I uploaded a full HTML site to S3 using s3cmd and wondered why CSS did not load at all and even though most HTML files worked, some did not.

It turned out that the MIME types of the files were wrong.

MIME type is a string that tells what type a file is. If a page is of MIME type "text/html" it is rendered as a HTML layout document. If it is not "text/html" it is usually rendered as a text file. Browser does not use filename extension in URL (like .html or .css) to decide what the file is. It only trusts MIME type that is told in the headers of the response from the web server.

In my case of S3 MIME types of files were totally random.

Usually the web server makes decision of MIME type based on the filename extension of the file. If file is .html, it is reported as MIME type "text/html".

It seems that S3 does not make this kind of decisions. Every file in S3 has attribute MIME type that is used as-is when the file is served via the web server.

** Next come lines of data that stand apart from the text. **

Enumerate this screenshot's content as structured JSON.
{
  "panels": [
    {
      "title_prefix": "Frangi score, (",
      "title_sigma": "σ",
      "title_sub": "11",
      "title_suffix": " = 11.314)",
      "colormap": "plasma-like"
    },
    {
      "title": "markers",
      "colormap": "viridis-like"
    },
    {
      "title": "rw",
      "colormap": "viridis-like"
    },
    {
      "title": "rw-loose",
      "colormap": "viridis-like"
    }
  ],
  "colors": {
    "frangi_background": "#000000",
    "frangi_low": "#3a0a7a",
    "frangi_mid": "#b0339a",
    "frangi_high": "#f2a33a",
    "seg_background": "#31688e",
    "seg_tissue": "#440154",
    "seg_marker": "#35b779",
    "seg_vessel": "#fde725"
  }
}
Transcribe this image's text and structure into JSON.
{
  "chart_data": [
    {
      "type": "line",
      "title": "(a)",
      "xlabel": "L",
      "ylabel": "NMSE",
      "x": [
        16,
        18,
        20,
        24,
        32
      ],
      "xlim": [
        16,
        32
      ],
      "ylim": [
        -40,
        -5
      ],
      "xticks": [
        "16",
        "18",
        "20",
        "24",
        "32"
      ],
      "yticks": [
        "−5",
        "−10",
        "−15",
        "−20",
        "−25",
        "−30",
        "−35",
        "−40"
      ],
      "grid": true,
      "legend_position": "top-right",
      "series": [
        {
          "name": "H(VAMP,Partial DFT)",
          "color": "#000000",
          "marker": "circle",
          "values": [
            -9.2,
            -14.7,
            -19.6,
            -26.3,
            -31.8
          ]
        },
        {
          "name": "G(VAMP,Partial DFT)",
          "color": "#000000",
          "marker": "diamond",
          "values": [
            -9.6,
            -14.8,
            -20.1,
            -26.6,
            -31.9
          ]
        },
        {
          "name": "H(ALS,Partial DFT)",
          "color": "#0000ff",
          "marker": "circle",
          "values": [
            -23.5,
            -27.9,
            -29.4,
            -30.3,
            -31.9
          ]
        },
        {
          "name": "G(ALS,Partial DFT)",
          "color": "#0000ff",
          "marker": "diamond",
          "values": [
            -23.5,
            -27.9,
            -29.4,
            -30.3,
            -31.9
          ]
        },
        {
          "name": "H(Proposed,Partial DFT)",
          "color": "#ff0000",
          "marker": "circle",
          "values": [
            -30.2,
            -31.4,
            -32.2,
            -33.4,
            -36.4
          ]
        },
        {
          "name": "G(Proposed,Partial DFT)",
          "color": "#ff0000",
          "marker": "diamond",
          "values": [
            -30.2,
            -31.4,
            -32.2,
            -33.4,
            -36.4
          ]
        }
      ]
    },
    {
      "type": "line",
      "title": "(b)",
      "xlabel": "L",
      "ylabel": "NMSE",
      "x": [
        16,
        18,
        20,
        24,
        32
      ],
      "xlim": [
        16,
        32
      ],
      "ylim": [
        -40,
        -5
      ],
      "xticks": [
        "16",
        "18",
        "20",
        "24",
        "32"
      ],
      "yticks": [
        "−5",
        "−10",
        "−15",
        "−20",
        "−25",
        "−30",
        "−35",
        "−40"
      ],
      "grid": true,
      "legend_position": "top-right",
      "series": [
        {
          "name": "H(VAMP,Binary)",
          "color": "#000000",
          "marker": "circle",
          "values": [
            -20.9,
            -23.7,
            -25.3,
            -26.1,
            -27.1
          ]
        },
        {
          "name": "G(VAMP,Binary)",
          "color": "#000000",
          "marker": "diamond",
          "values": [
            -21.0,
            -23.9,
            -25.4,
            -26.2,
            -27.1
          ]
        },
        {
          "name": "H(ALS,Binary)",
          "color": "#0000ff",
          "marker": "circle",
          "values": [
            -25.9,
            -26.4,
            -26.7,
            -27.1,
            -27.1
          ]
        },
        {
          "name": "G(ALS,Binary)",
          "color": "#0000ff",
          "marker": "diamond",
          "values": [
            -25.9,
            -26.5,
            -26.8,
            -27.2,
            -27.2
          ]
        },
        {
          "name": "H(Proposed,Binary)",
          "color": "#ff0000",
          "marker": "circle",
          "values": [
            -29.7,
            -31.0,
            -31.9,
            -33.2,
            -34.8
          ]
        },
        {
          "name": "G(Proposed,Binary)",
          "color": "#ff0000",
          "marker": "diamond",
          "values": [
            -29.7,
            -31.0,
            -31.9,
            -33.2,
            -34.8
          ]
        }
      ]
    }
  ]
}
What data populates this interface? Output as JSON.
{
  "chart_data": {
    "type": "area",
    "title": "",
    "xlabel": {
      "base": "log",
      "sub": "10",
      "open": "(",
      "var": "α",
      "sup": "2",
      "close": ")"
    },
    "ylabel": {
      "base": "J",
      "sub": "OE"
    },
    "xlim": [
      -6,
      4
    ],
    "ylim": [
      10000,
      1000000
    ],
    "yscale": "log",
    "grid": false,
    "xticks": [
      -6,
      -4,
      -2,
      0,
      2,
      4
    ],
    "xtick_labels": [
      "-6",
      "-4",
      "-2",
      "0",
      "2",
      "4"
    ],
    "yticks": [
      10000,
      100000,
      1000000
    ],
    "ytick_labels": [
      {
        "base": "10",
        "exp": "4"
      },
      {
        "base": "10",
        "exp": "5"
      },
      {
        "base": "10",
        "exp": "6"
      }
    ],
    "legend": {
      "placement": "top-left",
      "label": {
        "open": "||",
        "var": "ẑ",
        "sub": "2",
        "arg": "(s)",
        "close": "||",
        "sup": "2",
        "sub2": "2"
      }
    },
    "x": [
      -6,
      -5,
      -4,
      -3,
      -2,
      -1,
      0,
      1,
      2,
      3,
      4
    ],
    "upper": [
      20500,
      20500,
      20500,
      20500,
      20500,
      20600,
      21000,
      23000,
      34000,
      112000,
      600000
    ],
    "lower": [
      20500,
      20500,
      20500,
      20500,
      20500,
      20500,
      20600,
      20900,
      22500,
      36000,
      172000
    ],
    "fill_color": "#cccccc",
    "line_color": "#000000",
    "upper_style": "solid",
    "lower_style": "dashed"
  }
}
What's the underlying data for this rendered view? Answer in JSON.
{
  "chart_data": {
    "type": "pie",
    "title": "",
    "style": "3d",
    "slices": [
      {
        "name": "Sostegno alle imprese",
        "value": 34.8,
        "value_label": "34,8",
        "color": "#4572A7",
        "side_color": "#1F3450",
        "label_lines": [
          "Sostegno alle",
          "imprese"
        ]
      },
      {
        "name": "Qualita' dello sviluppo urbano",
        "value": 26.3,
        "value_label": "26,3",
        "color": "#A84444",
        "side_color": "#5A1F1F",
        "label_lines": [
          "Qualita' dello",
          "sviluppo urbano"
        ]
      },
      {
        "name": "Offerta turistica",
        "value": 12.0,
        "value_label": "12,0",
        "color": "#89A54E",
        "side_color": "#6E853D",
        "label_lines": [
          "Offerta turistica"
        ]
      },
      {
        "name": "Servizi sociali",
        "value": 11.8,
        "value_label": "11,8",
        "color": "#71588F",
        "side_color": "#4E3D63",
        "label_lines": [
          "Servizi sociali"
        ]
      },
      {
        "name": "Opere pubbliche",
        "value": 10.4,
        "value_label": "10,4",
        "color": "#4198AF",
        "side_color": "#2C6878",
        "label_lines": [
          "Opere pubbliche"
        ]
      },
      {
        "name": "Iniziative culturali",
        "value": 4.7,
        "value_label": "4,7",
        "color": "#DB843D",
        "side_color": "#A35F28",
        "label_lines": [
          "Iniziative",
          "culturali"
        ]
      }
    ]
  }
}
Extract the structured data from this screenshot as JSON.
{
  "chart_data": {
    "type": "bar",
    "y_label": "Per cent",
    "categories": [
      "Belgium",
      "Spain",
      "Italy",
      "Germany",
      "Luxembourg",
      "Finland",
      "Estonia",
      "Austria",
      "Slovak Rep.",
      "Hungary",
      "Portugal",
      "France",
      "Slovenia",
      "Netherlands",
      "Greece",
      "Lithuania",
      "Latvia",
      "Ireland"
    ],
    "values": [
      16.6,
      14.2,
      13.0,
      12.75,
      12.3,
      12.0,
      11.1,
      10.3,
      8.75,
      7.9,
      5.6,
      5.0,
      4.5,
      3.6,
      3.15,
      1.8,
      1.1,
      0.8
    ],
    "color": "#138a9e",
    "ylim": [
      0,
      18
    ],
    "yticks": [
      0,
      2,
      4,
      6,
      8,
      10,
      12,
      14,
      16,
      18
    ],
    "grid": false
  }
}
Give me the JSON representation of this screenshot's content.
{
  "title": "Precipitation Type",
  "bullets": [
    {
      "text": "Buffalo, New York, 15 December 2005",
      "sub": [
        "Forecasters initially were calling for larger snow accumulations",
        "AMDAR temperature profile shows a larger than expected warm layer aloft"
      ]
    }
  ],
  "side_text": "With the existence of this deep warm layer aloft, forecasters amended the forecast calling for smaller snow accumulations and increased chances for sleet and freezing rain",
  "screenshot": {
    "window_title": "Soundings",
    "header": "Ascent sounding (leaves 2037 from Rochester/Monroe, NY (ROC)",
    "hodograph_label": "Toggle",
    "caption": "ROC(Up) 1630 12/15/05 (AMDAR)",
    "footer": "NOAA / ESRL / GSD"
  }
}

This means that the decision is left to the s3cmd when the file is uploaded. s3cmd sync (or s3cmd put) tries to be smart and check the MIME type using library python-magic. This library uses elaborate rule database to deduct from the content of the file what type it is.

At least in Ubuntu 12.04 .. 13.10 python-magic gives totally random MIME types for s3cmd.

Nice thing is that it is easy to fix this. If you remove the packet python-magic s3cmd falls back to use simple deduction of MIME type based on file name extension (.html, .htm or .css in case of web servers). And it works perfectly in these simple cases.